Die Fotomontagen von John Heartfield stehen nicht nur für den Gegenstand der Verfahren, sondern verweisen auch auf meinen Analyserahmen. Sie erlauben mir, die Argumente, die ich im Laufe des Textes entwickeln werde, an dieser Stelle vorwegzunehmen. Ich möchte mit diesem Text zum Verständnis der Industriellenverfahren beitragen, indem ich die ordnungspolitischen Kämpfe erfasse, die sich in diesen Gerichtsverfahren kristallisieren. Werfen Heartfields Montagen uns zurück in die politischen Kämpfe um den Zusammenhang von Kapitalismus, Krise und Krieg in der Zeit unmittelbar vor Hitlers Machtübernahme im Jahr 1933 (Kriebel 2008), so sind die Industriellenverfahren Teil der gesellschaftlichen Debatte nach dem Zweiten Weltkrieg darüber, welche Lehren für die wirtschaftspolitische Organisation einer demokratischen Nachkriegsordnung zu ziehen sind (Abschn. 2.1).

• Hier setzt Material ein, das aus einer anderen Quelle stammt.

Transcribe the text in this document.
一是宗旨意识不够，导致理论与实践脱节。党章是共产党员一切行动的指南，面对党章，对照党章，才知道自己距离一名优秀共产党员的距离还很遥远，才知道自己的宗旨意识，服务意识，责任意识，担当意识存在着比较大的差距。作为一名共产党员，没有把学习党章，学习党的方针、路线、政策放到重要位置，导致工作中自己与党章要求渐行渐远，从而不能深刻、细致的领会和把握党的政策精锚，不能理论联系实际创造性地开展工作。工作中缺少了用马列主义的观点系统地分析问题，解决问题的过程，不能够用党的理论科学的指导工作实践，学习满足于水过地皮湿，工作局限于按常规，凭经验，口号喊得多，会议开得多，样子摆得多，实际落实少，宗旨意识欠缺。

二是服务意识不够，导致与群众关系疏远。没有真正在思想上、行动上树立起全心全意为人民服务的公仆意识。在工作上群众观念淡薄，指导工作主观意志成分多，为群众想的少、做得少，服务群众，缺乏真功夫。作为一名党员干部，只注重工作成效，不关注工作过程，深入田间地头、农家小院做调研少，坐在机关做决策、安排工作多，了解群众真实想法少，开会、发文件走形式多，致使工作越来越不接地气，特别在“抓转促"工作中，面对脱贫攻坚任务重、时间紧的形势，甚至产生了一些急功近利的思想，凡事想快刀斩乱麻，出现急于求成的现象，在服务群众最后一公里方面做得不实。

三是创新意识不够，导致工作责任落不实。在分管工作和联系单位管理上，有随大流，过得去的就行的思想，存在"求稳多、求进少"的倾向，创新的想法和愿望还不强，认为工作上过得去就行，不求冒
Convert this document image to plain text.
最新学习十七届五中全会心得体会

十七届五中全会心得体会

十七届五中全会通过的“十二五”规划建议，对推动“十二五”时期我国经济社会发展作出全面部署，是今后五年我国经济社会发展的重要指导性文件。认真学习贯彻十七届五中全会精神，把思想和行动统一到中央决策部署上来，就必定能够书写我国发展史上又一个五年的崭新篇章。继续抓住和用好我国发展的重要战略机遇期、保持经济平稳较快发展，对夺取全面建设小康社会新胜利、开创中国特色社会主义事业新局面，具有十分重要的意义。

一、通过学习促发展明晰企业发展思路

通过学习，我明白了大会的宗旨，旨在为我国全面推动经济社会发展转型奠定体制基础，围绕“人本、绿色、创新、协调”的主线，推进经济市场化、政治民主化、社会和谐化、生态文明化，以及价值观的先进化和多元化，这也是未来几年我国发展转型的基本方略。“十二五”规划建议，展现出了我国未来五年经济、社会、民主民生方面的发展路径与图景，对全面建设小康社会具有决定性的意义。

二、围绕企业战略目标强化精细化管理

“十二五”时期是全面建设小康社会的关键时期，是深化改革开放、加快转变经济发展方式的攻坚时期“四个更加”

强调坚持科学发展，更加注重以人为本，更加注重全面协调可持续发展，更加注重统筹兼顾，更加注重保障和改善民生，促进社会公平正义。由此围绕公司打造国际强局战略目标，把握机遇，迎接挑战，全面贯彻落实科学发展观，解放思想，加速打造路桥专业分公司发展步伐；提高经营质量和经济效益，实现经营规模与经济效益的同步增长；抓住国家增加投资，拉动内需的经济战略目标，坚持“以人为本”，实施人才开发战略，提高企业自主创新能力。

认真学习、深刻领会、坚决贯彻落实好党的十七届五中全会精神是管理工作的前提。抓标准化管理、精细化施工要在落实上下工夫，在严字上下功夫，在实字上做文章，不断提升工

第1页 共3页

In der expliziten Verhandlung des Verhältnisses von Wirtschaftsordnung und Demokratie liegt ein zentraler Unterschied zur aktuellen Diskussion über Strafbarkeit wirtschaftlicher Akteure für Verbrechen im Rahmen des Völkerrechts (corporate accountability) sowie Menschenrechtsverletzungen allgemein (business and human rights). Um der historischen Spezifizität Rechnung zu tragen, ist es nötig, uns den Industriellenverfahren nicht lediglich als Präzedenzfall für Unternehmensverantwortung zuzuwenden, sondern sie im Kontext der Auseinandersetzung um die wirtschaftspolitische Ordnung zu analysieren.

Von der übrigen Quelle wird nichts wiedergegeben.